The list presented to the council for approval included four residential locations; Marine Street from Frederick Street to Lincoln Boulevard, 20th Street from Pearl Street to Ocean Boulevard and 18th Street from Ocean Park Boulevard to Ashland Place North and to 16th Street. It also included 18th Court from Pico Boulevard to Pearl Street, which is an alley that backs up to Santa Monica College and commercial corridor Olympic Boulevard from Stewart St. to 22nd Street

The designated locations were selected by city staff, who used criteria set by the Public Utilities Commission order to rank priority, including streets with a heavy volume of pedestrian and vehicle traffic and streets that pass by a civic public recreation or scenic area.

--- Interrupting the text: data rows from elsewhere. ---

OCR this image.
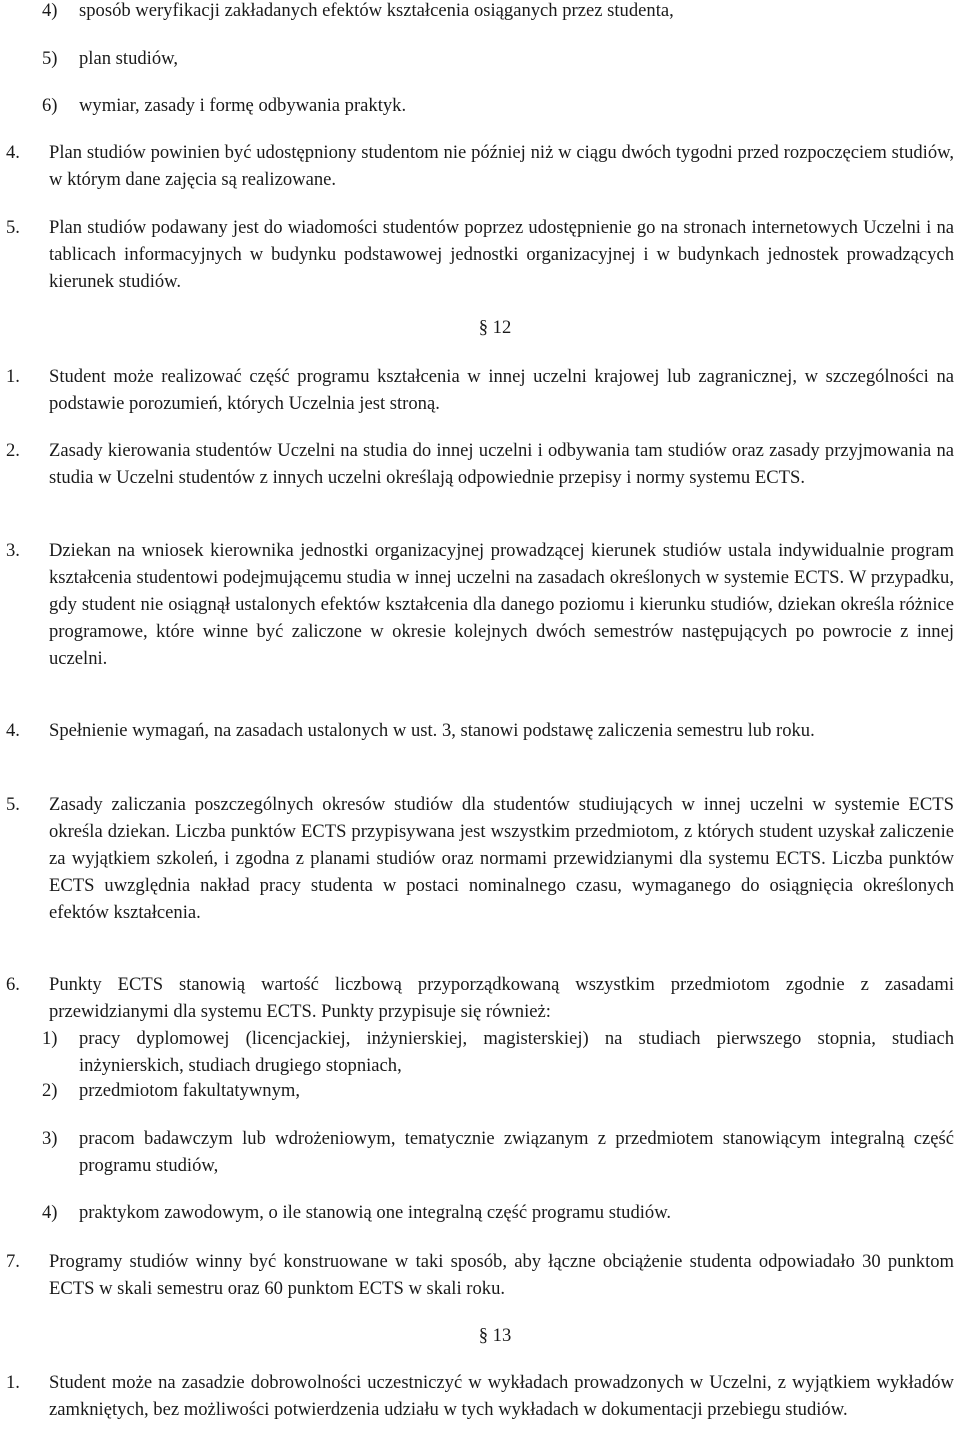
4) sposób weryfikacji zakładanych efektów kształcenia osiąganych przez studenta,
5) plan studiów,
6) wymiar, zasady i formę odbywania praktyk.
4. Plan studiów powinien być udostępniony studentom nie później niż w ciągu dwóch tygodni przed rozpoczęciem studiów, w którym dane zajęcia są realizowane.
5. Plan studiów podawany jest do wiadomości studentów poprzez udostępnienie go na stronach internetowych Uczelni i na tablicach informacyjnych w budynku podstawowej jednostki organizacyjnej i w budynkach jednostek prowadzących kierunek studiów.
§ 12
1. Student może realizować część programu kształcenia w innej uczelni krajowej lub zagranicznej, w szczególności na podstawie porozumień, których Uczelnia jest stroną.
2. Zasady kierowania studentów Uczelni na studia do innej uczelni i odbywania tam studiów oraz zasady przyjmowania na studia w Uczelni studentów z innych uczelni określają odpowiednie przepisy i normy systemu ECTS.
3. Dziekan na wniosek kierownika jednostki organizacyjnej prowadzącej kierunek studiów ustala indywidualnie program kształcenia studentowi podejmującemu studia w innej uczelni na zasadach określonych w systemie ECTS. W przypadku, gdy student nie osiągnął ustalonych efektów kształcenia dla danego poziomu i kierunku studiów, dziekan określa różnice programowe, które winne być zaliczone w okresie kolejnych dwóch semestrów następujących po powrocie z innej uczelni.
4. Spełnienie wymagań, na zasadach ustalonych w ust. 3, stanowi podstawę zaliczenia semestru lub roku.
5. Zasady zaliczania poszczególnych okresów studiów dla studentów studiujących w innej uczelni w systemie ECTS określa dziekan. Liczba punktów ECTS przypisywana jest wszystkim przedmiotom, z których student uzyskał zaliczenie za wyjątkiem szkoleń, i zgodna z planami studiów oraz normami przewidzianymi dla systemu ECTS. Liczba punktów ECTS uwzględnia nakład pracy studenta w postaci nominalnego czasu, wymaganego do osiągnięcia określonych efektów kształcenia.
6. Punkty ECTS stanowią wartość liczbową przyporządkowaną wszystkim przedmiotom zgodnie z zasadami przewidzianymi dla systemu ECTS. Punkty przypisuje się również:
1) pracy dyplomowej (licencjackiej, inżynierskiej, magisterskiej) na studiach pierwszego stopnia, studiach inżynierskich, studiach drugiego stopniach,
2) przedmiotom fakultatywnym,
3) pracom badawczym lub wdrożeniowym, tematycznie związanym z przedmiotem stanowiącym integralną część programu studiów,
4) praktykom zawodowym, o ile stanowią one integralną część programu studiów.
7. Programy studiów winny być konstruowane w taki sposób, aby łączne obciążenie studenta odpowiadało 30 punktom ECTS w skali semestru oraz 60 punktom ECTS w skali roku.
§ 13
1. Student może na zasadzie dobrowolności uczestniczyć w wykładach prowadzonych w Uczelni, z wyjątkiem wykładów zamkniętych, bez możliwości potwierdzenia udziału w tych wykładach w dokumentacji przebiegu studiów.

Arguing that 18th Court serves as a pedestrian and service thoroughfare for Santa Monica College and that the stretch of Olympic Boulevard carries highest volume of traffic, city staff put the two locations at the top of their list to have power lines burried within six years, much to the chagrin of residents who would have had to wait another decade.

"Eating in my backyard is like eating in Frankenstein's lab," said Randy Levinson, who lives in the Ashland, Hill Street neighborhood, which was last on the list. "Friends ask 'what is wrong with your backyard?"

Ross Lacey said he put speakers in his backyard to drown out the buzz of the wires.

Wayne Black, who lives in the Ashland neighborhood, invited council members to live with him for a week to understand residents' plight.

"Come on, my wife's a good cook," Black said. "We have to do something. We have to bury those wires."

In the end, council members bumped Olympic Boulevard from the list and directed staff to create a policy based on the number of residents, the scale of the poles and the sensitivity of a location to them.

The council also voted to contact Santa Monica College about participating in placing the 18th Court wires underground.

Councilman Michael Feinstein, who for the second time Tuesday night cast the lone dissenting vote, said he did not feel well enough informed to make a decision.

"Let the record show I agree with prioritizing residential over commercial areas," Feinstein said. "Without knowing how many residents per street, I don't feel I have enough information."